Re: Energy demand is the problem - Big Oil
From: Darien (
Date: Fri, 15 Jul 2011 13:57:47 -0700 (PDT)
Certainly there is intent to make large profits. Where is the boundary between large profits and ripping us off?

Darien Payne

On Jul 15, 2011, at 12:09 PM, Norman Gauss wrote:

We already have an alternative way to generate energy, nuclear power plants.
But, as we have learned, there is a downside to that technology.

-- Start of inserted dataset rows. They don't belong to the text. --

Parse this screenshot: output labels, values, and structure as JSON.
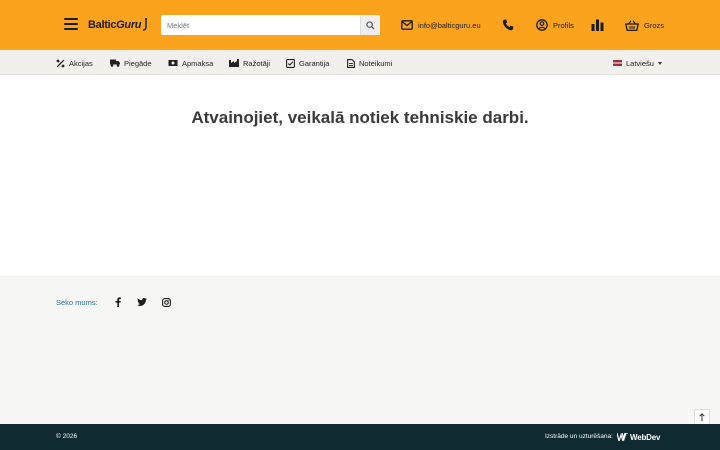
{
  "header": {
    "logo": {
      "part1": "Baltic",
      "part2": "Guru"
    },
    "search": {
      "placeholder": "Meklēt",
      "value": ""
    },
    "email": "info@balticguru.eu",
    "profile_label": "Profils",
    "cart_label": "Grozs"
  },
  "nav": {
    "items": [
      {
        "label": "Akcijas",
        "icon": "percent-icon"
      },
      {
        "label": "Piegāde",
        "icon": "truck-icon"
      },
      {
        "label": "Apmaksa",
        "icon": "money-icon"
      },
      {
        "label": "Ražotāji",
        "icon": "factory-icon"
      },
      {
        "label": "Garantija",
        "icon": "check-square-icon"
      },
      {
        "label": "Noteikumi",
        "icon": "document-icon"
      }
    ],
    "language": "Latviešu"
  },
  "main": {
    "message": "Atvainojiet, veikalā notiek tehniskie darbi."
  },
  "footer": {
    "follow_label": "Seko mums:",
    "social": [
      "facebook-icon",
      "twitter-icon",
      "instagram-icon"
    ],
    "copyright": "© 2026",
    "developer_label": "Izstrāde un uzturēšana:",
    "developer_name": "WebDev"
  },
  "colors": {
    "header_bg": "#fba31c",
    "nav_bg": "#f1f0ed",
    "footer_bg": "#f7f7f5",
    "bottom_bar_bg": "#0f2a30",
    "link_blue": "#2a6f8f"
  }
}
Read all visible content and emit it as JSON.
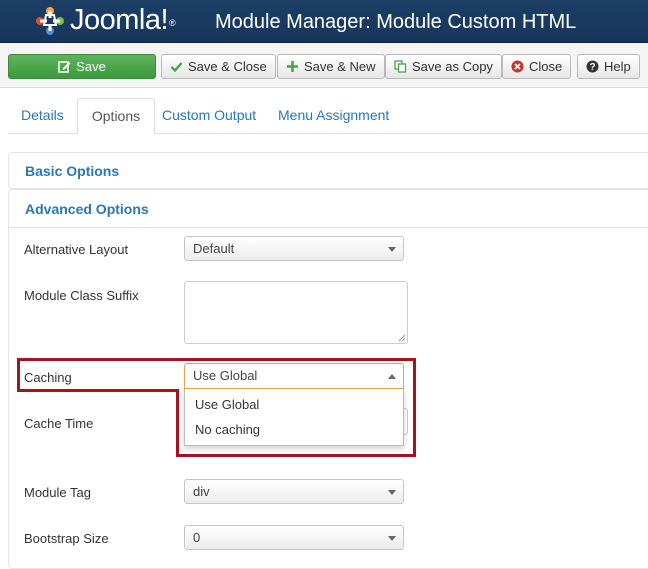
{
  "header": {
    "logo_text": "Joomla!",
    "logo_mark": "®",
    "title": "Module Manager: Module Custom HTML"
  },
  "toolbar": {
    "save": "Save",
    "save_close": "Save & Close",
    "save_new": "Save & New",
    "save_copy": "Save as Copy",
    "close": "Close",
    "help": "Help"
  },
  "tabs": [
    {
      "label": "Details"
    },
    {
      "label": "Options",
      "active": true
    },
    {
      "label": "Custom Output"
    },
    {
      "label": "Menu Assignment"
    }
  ],
  "accordion": {
    "basic": "Basic Options",
    "advanced": "Advanced Options"
  },
  "form": {
    "alternative_layout": {
      "label": "Alternative Layout",
      "value": "Default"
    },
    "module_class_suffix": {
      "label": "Module Class Suffix",
      "value": ""
    },
    "caching": {
      "label": "Caching",
      "value": "Use Global",
      "options": [
        "Use Global",
        "No caching"
      ]
    },
    "cache_time": {
      "label": "Cache Time"
    },
    "module_tag": {
      "label": "Module Tag",
      "value": "div"
    },
    "bootstrap_size": {
      "label": "Bootstrap Size",
      "value": "0"
    }
  },
  "icons": {
    "save": "edit-icon",
    "save_close": "check-icon",
    "save_new": "plus-icon",
    "save_copy": "copy-icon",
    "close": "cancel-icon",
    "help": "question-icon"
  },
  "colors": {
    "header_bg": "#1c3f66",
    "success": "#46a546",
    "link": "#2a77b6",
    "highlight": "#a4141c",
    "focus": "#e6a44a"
  }
}
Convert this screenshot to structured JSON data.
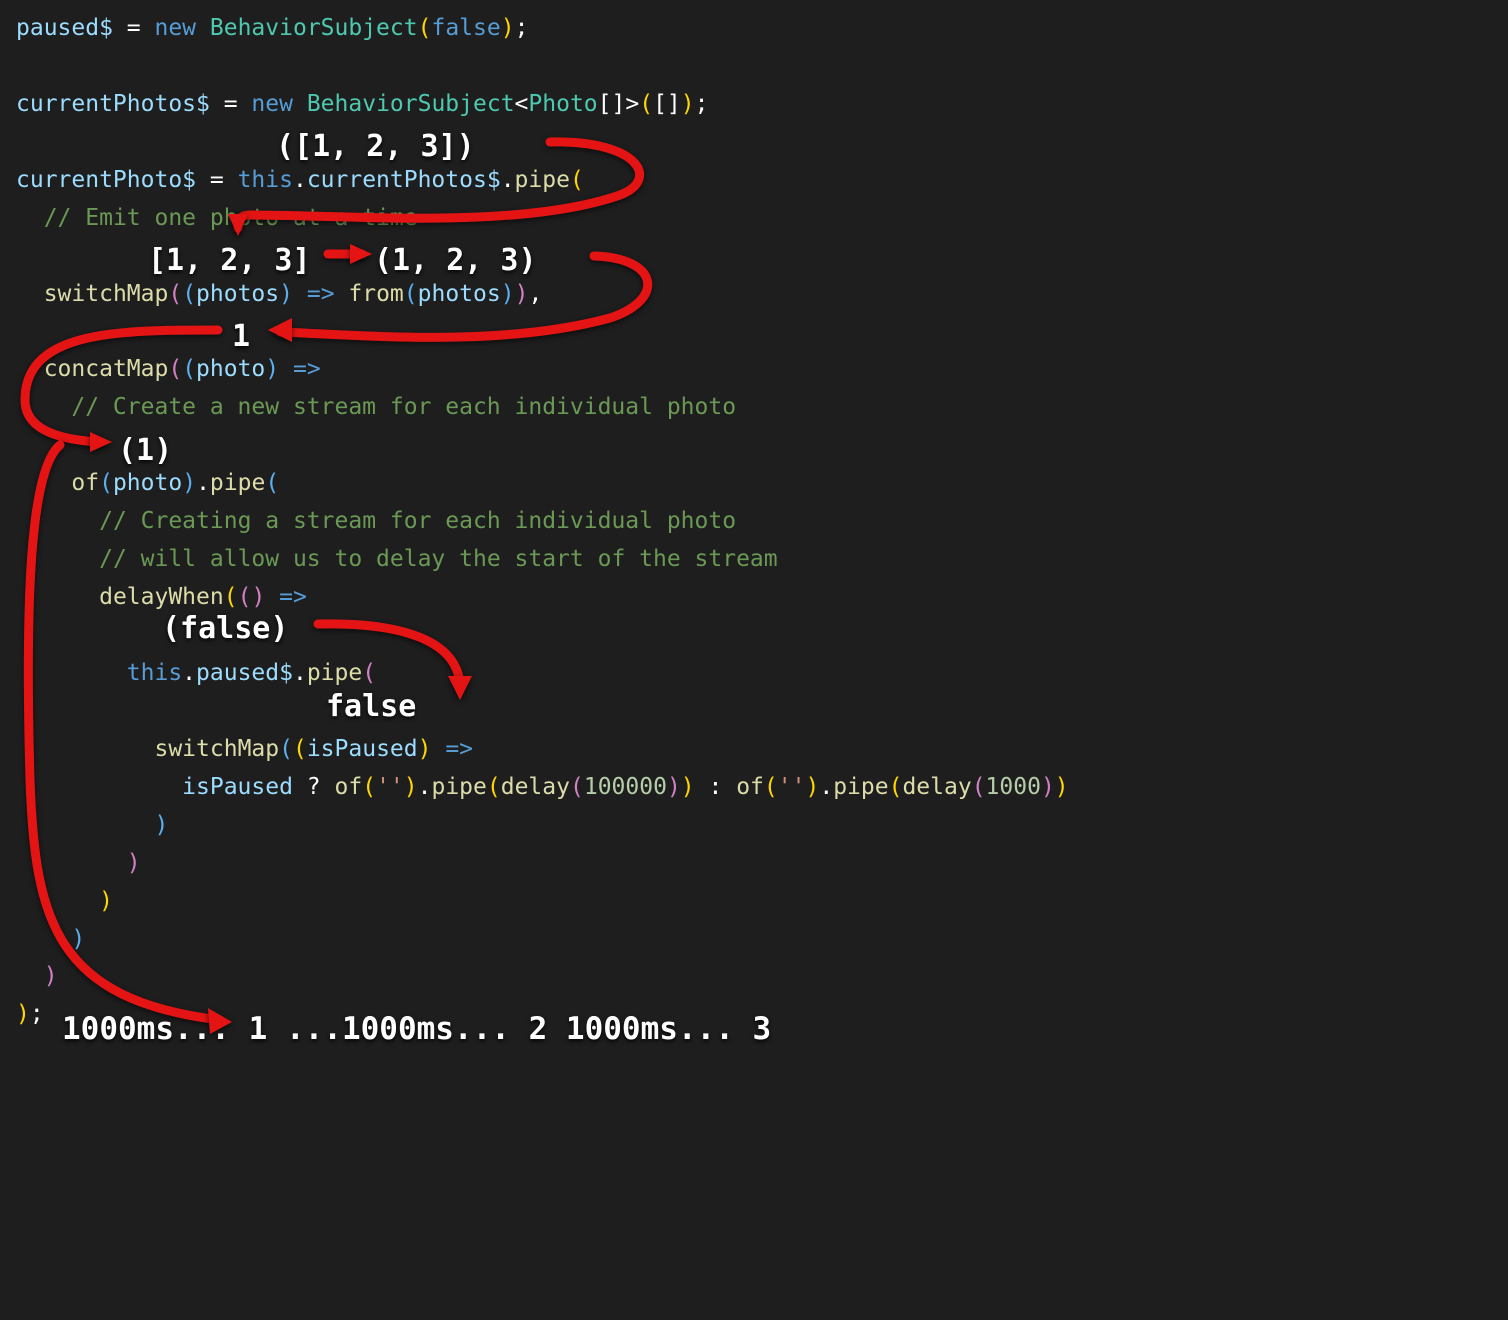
{
  "code": {
    "l1": {
      "var": "paused$",
      "eq": " = ",
      "new": "new",
      "sp": " ",
      "class": "BehaviorSubject",
      "lp": "(",
      "val": "false",
      "rp": ")",
      "semi": ";"
    },
    "l2": {
      "var": "currentPhotos$",
      "eq": " = ",
      "new": "new",
      "sp": " ",
      "class": "BehaviorSubject",
      "lt": "<",
      "type": "Photo",
      "arr": "[]",
      "gt": ">",
      "lp": "(",
      "val": "[]",
      "rp": ")",
      "semi": ";"
    },
    "l3": {
      "var": "currentPhoto$",
      "eq": " = ",
      "this": "this",
      "dot1": ".",
      "prop": "currentPhotos$",
      "dot2": ".",
      "func": "pipe",
      "lp": "("
    },
    "l4": {
      "comment": "// Emit one photo at a time"
    },
    "l5": {
      "func": "switchMap",
      "lp1": "(",
      "lp2": "(",
      "param": "photos",
      "rp2": ")",
      "arrow": " => ",
      "func2": "from",
      "lp3": "(",
      "arg": "photos",
      "rp3": ")",
      "rp1": ")",
      "comma": ","
    },
    "l6": {
      "func": "concatMap",
      "lp1": "(",
      "lp2": "(",
      "param": "photo",
      "rp2": ")",
      "arrow": " =>"
    },
    "l7": {
      "comment": "// Create a new stream for each individual photo"
    },
    "l8": {
      "func": "of",
      "lp1": "(",
      "arg": "photo",
      "rp1": ")",
      "dot": ".",
      "func2": "pipe",
      "lp2": "("
    },
    "l9": {
      "comment": "// Creating a stream for each individual photo"
    },
    "l10": {
      "comment": "// will allow us to delay the start of the stream"
    },
    "l11": {
      "func": "delayWhen",
      "lp1": "(",
      "lp2": "(",
      "rp2": ")",
      "arrow": " =>"
    },
    "l12": {
      "this": "this",
      "dot1": ".",
      "prop": "paused$",
      "dot2": ".",
      "func": "pipe",
      "lp": "("
    },
    "l13": {
      "func": "switchMap",
      "lp1": "(",
      "lp2": "(",
      "param": "isPaused",
      "rp2": ")",
      "arrow": " =>"
    },
    "l14": {
      "cond": "isPaused",
      "q": " ? ",
      "of1": "of",
      "lp1": "(",
      "s1": "''",
      "rp1": ")",
      "dot1": ".",
      "pipe1": "pipe",
      "lp2": "(",
      "delay1": "delay",
      "lp3": "(",
      "n1": "100000",
      "rp3": ")",
      "rp2": ")",
      "colon": " : ",
      "of2": "of",
      "lp4": "(",
      "s2": "''",
      "rp4": ")",
      "dot2": ".",
      "pipe2": "pipe",
      "lp5": "(",
      "delay2": "delay",
      "lp6": "(",
      "n2": "1000",
      "rp6": ")",
      "rp5": ")"
    },
    "close1": ")",
    "close2": ")",
    "close3": ")",
    "close4": ")",
    "close5": ")",
    "last_rp": ")",
    "last_semi": ";"
  },
  "annotations": {
    "a1": "([1, 2, 3])",
    "a2_left": "[1, 2, 3]",
    "a2_right": "(1, 2, 3)",
    "a3": "1",
    "a4": "(1)",
    "a5": "(false)",
    "a6": "false",
    "a7": "1000ms... 1 ...1000ms... 2 1000ms... 3"
  }
}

New technologies that Big Oil is using include greater ability to drill deeper and farther out into the water. The humongous expense of getting the oil out of these hard-to-reach places is the end result of Big Oil trying harder and harder to find and extract more oil. When this type of activity declines (it will because it is mining, and all mines eventually decline), gasoline will begin to skyrocket in price. Enjoy the cheap gasoline now because the forecast is for a leveling off and decline of oil supply in the
years ahead.

Do you believe that there is a conspiracy to rip us off?

Norm Gauss

-----Original Message-----
From: Karen Carlson [mailto:kcarlson2 [at]]
Sent: Friday, July 15, 2011 11:11 AM
To: Cohousing-L
Subject: Re: [C-L]_ Energy demand is the problem

Super huge profits and super huge subsidies obviously haven't motivated Big Oil to invest in new technologies --unless it's still another carbon- based form (e.g. fracking). If non-carbon based, sustainable technologies were on
the same playing field as Big Oil, they could jointly produce far more
energy then we've been lead to believe. How is it that some cities and countries of Europe are already well down the path of becoming independent
of carbon-based fuels?

Given the unending handouts to Big Oil, how can other forms of energy
compete? To level the playing field, we should consider taxing carbon-based fuel as it comes out of the ground or crosses the boarder and return all the
tax money to citizens.  This plan (carbon fee &
dividend) would off set the additional cost of fuels to poorer citizens and it would build political will to develop new technologies. It would also
satisfy the politicians who have signed a "no new taxes" pledge.

Karen Carlson
Arboretum Cohousing Community
Madison WI

On 7/15/11 12:02 PM, Norman Gauss wrote:
Has it ever occurred to the critics of Big Oil that the profits made
by Big Oil may benefit you and me because they can be used for
exploration and development of new technologies so that we can have more
cheap gasoline?
With lower profits, energy companies are less able to invest in new
technologies and to explore for new fossil fuel deposits.